Data ['i', 'like', 'eggs', 'and', 'ham', '.']
Index 0


In [21]:
train_dataset, test_dataset = dataset.split(0.66)

In [22]:
TEXT.build_vocab(train_dataset,)
vocab = TEXT.vocab

In [25]:
vocab.stoi

defaultdict(<bound method Vocab._default_unk_index of <torchtext.vocab.Vocab object at 0x000001D38BE81880>>,
            {'<unk>': 0,
             '<pad>': 1,
             'eggs': 2,
             'i': 3,
             'like': 4,
             '!': 5,
             '.': 6,
             'and': 7,
             'ham': 8})

In [26]:
vocab.itos

['<unk>', '<pad>', 'eggs', 'i', 'like', '!', '.', 'and', 'ham']

In [29]:
device = torch.device("cuda:0" if torch.cuda.is_available() else "cpu")
print(device)

cpu


In [30]:
train_iter, test_iter = ttd.Iterator.splits(
    (train_dataset, test_dataset),
    sort_key=lambda x : len(x.data),
    batch_sizes=(2,2),
    device=device
)

In [38]:
for inputs, targets in train_iter:
    print("inputs:", inputs, "shape:", inputs.shape)
    print("targets:", targets, "shape:", targets.shape)
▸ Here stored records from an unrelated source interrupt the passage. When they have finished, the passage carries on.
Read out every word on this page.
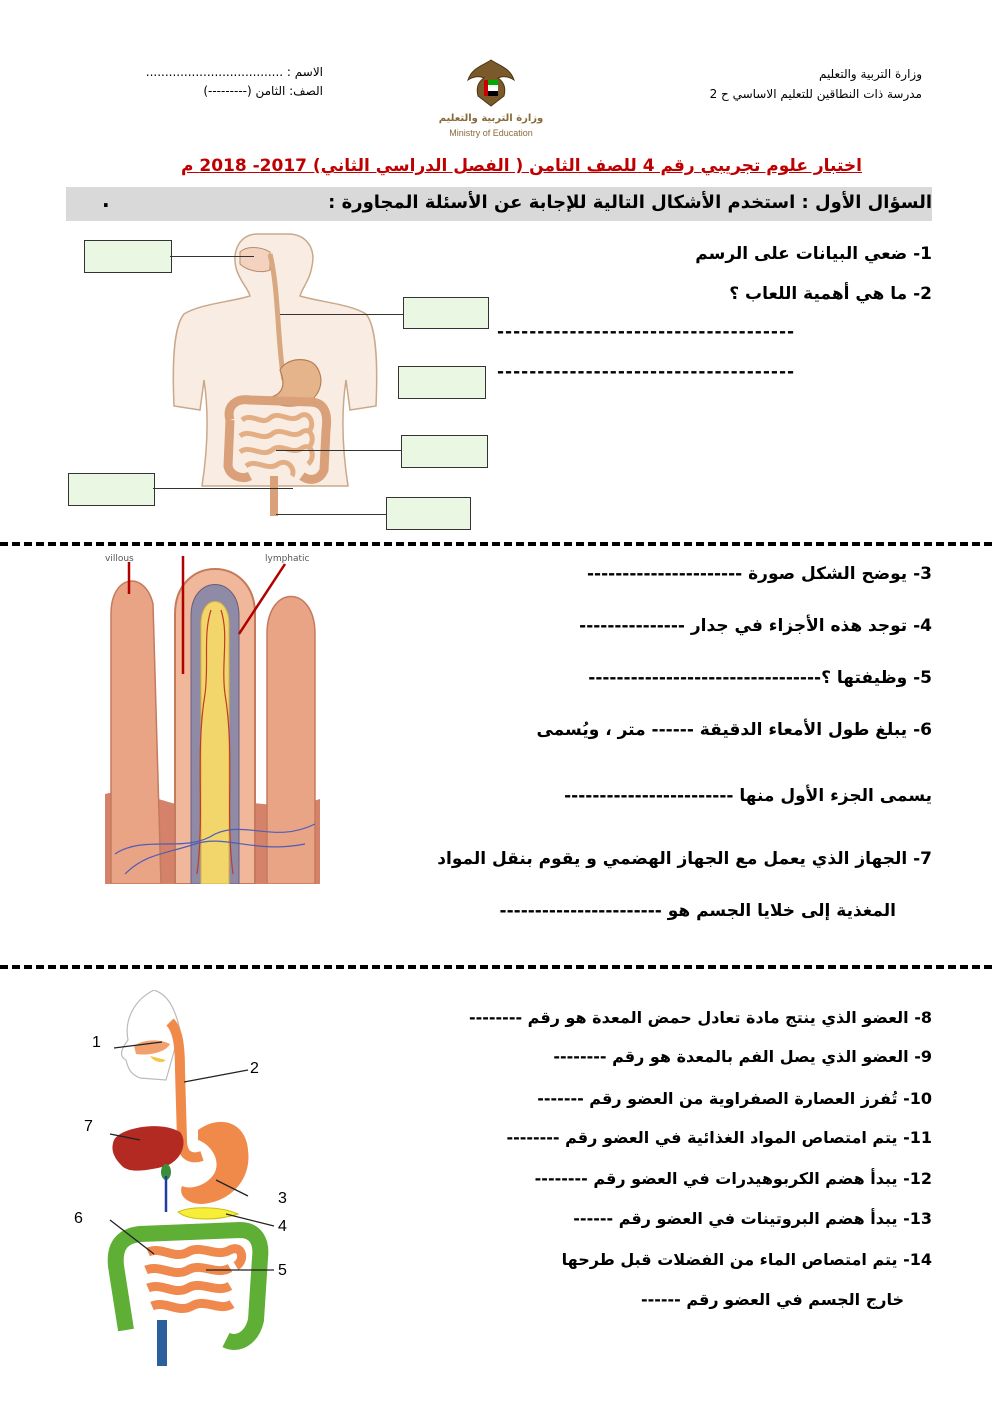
وزارة التربية والتعليم
مدرسة ذات النطاقين للتعليم الاساسي ح 2
الاسم : ....................................
الصف: الثامن (---------)
وزارة التربية والتعليم
Ministry of Education
اختبار علوم تجريبي رقم 4 للصف الثامن ( الفصل الدراسي الثاني) 2017- 2018 م
السؤال الأول : استخدم الأشكال التالية للإجابة عن الأسئلة المجاورة :
.
1- ضعي البيانات على الرسم
2- ما هي أهمية اللعاب ؟
-------------------------------------
-------------------------------------
villous	lymphatic
3- يوضح الشكل صورة ----------------------
4- توجد هذه الأجزاء في جدار ---------------
5- وظيفتها ؟---------------------------------
6- يبلغ طول الأمعاء الدقيقة ------ متر ، ويُسمى
يسمى الجزء الأول منها ------------------------
7- الجهاز الذي يعمل مع الجهاز الهضمي و يقوم بنقل المواد
المغذية إلى خلايا الجسم هو -----------------------
1
2
3
4
5
6
7
8- العضو الذي ينتج مادة تعادل حمض المعدة هو رقم --------
9- العضو الذي يصل الفم بالمعدة هو رقم --------
10- تُفرز العصارة الصفراوية من العضو رقم -------
11- يتم امتصاص المواد الغذائية في العضو رقم --------
12- يبدأ هضم الكربوهيدرات في العضو رقم --------
13- يبدأ هضم البروتينات في العضو رقم ------
14- يتم امتصاص الماء من الفضلات قبل طرحها
خارج الجسم في العضو رقم ------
inputs: tensor([[1, 1, 2, 3, 4, 5],
        [3, 4, 2, 7, 8, 6]]) shape: torch.Size([2, 6])
targets: tensor([1, 0]) shape: torch.Size([2])


In [32]:
for inputs, targets in test_iter:
    print("inputs:", inputs, "shape:", inputs.shape)
    print("targets:", targets, "shape:", targets.shape)

inputs: tensor([[8, 7, 0, 0, 0, 8, 0]]) shape: torch.Size([1, 7])
targets: tensor([1]) shape: torch.Size([1])


In [40]:
for i in inputs[1]:
    print(vocab.itos[i])

i
like
eggs
and
ham
.